Two police officials said the chief suspect in the fatal attack was a 39-year-old man from a suburb east of the French capital. Officials said the assailant was armed with an automatic firearm akin to a "war weapon."
The suspect's name was not publicly released. The Islamic State group claimed responsibility for the attack and gave a pseudonym for the shooter, Abu Yusuf al-Beljiki, indicating he was Belgian or had lived in Belgium. The attacker opened fire on a police van on the avenue before being killed.
The claim of responsibility came unusually swiftly for the group, which has been losing territory in Iraq and Syria.
Searches were conducted in at least one suburb east of Paris after Thursday's attack.

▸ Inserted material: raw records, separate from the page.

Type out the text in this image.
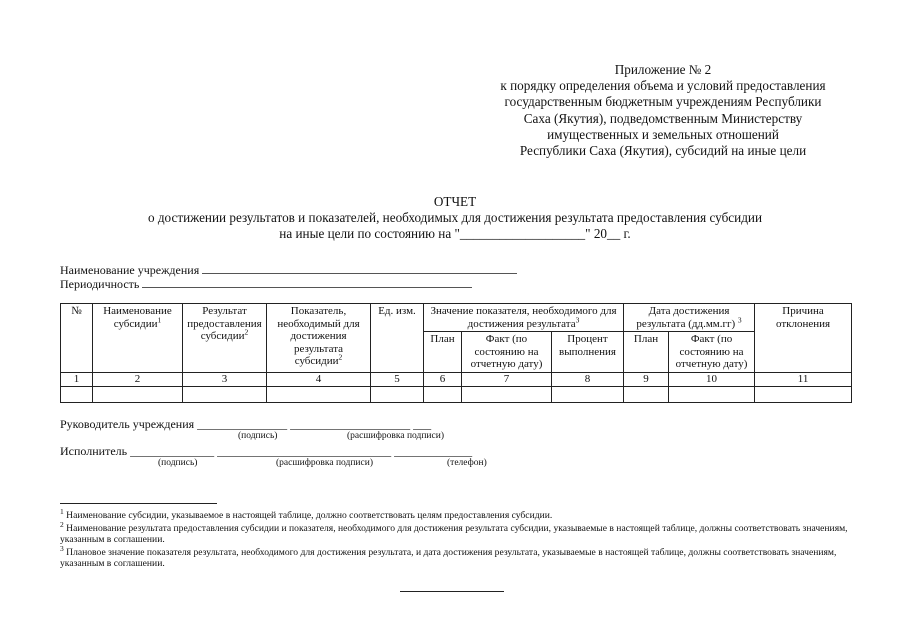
Приложение № 2
к порядку определения объема и условий предоставления
государственным бюджетным учреждениям Республики
Саха (Якутия), подведомственным Министерству
имущественных и земельных отношений
Республики Саха (Якутия), субсидий на иные цели
ОТЧЕТ
о достижении результатов и показателей, необходимых для достижения результата предоставления субсидии
на иные цели по состоянию на "___________________" 20__ г.
Наименование учреждения
Периодичность
№	Наименование субсидии$^1$	Результат предоставления субсидии$^2$	Показатель, необходимый для достижения результата субсидии$^2$	Ед. изм.	Значение показателя, необходимого для достижения результата$^3$			Дата достижения результата (дд.мм.гг) $^3$		Причина отклонения
					План	Факт (по состоянию на отчетную дату)	Процент выполнения	План	Факт (по состоянию на отчетную дату)	
1	2	3	4	5	6	7	8	9	10	11

Руководитель учреждения _______________ ____________________ ___
(подпись)	(расшифровка подписи)
Исполнитель ______________ _____________________________ _____________
(подпись)	(расшифровка подписи)	(телефон)

$^1$ Наименование субсидии, указываемое в настоящей таблице, должно соответствовать целям предоставления субсидии.

$^2$ Наименование результата предоставления субсидии и показателя, необходимого для достижения результата субсидии, указываемые в настоящей таблице, должны соответствовать значениям, указанным в соглашении.

$^3$ Плановое значение показателя результата, необходимого для достижения результата, и дата достижения результата, указываемые в настоящей таблице, должны соответствовать значениям, указанным в соглашении.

Police tape surrounded the quiet, middle-class neighborhood in Chelles early Friday, and worried neighbors expressed surprise at the searches.
The police officials were not authorized to be publicly named discussing the ongoing investigation.

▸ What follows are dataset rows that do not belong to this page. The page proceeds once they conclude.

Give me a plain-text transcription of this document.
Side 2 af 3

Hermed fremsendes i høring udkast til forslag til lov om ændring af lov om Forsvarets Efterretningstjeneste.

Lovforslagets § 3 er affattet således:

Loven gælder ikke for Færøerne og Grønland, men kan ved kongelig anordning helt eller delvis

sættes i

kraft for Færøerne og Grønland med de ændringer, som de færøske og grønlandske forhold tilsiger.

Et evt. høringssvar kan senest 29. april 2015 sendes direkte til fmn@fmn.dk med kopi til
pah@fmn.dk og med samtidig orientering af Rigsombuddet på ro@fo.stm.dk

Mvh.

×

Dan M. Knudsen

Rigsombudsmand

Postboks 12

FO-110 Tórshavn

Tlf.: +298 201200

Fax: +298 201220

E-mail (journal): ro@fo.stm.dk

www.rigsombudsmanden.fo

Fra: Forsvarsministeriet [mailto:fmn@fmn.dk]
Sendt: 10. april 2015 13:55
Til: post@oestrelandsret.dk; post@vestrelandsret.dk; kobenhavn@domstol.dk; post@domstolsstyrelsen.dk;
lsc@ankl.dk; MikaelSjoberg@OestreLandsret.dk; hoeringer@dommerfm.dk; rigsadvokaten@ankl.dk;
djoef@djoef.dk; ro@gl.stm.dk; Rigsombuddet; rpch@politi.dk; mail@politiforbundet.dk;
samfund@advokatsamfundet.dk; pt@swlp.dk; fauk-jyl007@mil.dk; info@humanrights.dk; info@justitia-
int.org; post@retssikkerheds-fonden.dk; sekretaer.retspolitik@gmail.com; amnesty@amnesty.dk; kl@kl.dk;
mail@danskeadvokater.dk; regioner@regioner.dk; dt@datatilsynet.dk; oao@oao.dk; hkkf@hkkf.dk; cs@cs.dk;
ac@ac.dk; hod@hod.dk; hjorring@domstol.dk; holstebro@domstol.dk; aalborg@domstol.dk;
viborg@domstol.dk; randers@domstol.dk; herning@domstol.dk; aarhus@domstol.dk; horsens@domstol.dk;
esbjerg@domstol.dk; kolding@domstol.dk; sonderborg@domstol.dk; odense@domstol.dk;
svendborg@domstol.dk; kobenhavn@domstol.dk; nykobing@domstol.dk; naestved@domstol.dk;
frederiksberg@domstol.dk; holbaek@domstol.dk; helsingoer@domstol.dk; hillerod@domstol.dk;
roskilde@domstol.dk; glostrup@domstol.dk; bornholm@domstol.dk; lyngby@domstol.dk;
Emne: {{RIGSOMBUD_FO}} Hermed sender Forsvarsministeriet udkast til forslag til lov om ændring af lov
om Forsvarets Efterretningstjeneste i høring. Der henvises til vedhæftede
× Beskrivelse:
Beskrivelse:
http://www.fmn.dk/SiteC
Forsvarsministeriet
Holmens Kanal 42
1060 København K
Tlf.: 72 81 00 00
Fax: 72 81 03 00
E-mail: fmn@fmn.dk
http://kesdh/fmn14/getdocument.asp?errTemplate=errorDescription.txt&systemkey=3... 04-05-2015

One police officer was killed and two others seriously injured when a gunman with an automatic weapon opened fire. Officers shot and killed the assailant.
Paris' iconic Champs-Elysees boulevard is reopen and picking up its usual early morning routine Friday. Delivery trucks were making their rounds. Traffic was going up and down the famous tree-lined street and police barriers have been taken down.
France's presidential candidates have expressed their solidarity with police forces.
The 11 candidates were appearing on a television program ahead of the first round of voting in the two-part election when the attack occurred.’
Conservative contender Francois Fillon said on France 2 television he was canceling his planned campaign stops on Friday. Far-right candidate Marine Le Pen took to Twitter to offer her sympathy for law enforcement officers "once again targeted."
The first round of the presidential race is scheduled on Sunday. The two top contenders will advance to a runoff on May 7.
U.S. Vice President Mike Pence says the shooting of police officers in Paris is the "latest reminder that terrorism can strike anywhere, anytime." He says the U.S. "will not relent in our effort to end terrorism."
Australia's prime minister has offered his country's prayers for police officers who were shot in Paris and urged Australians in Europe to be wary.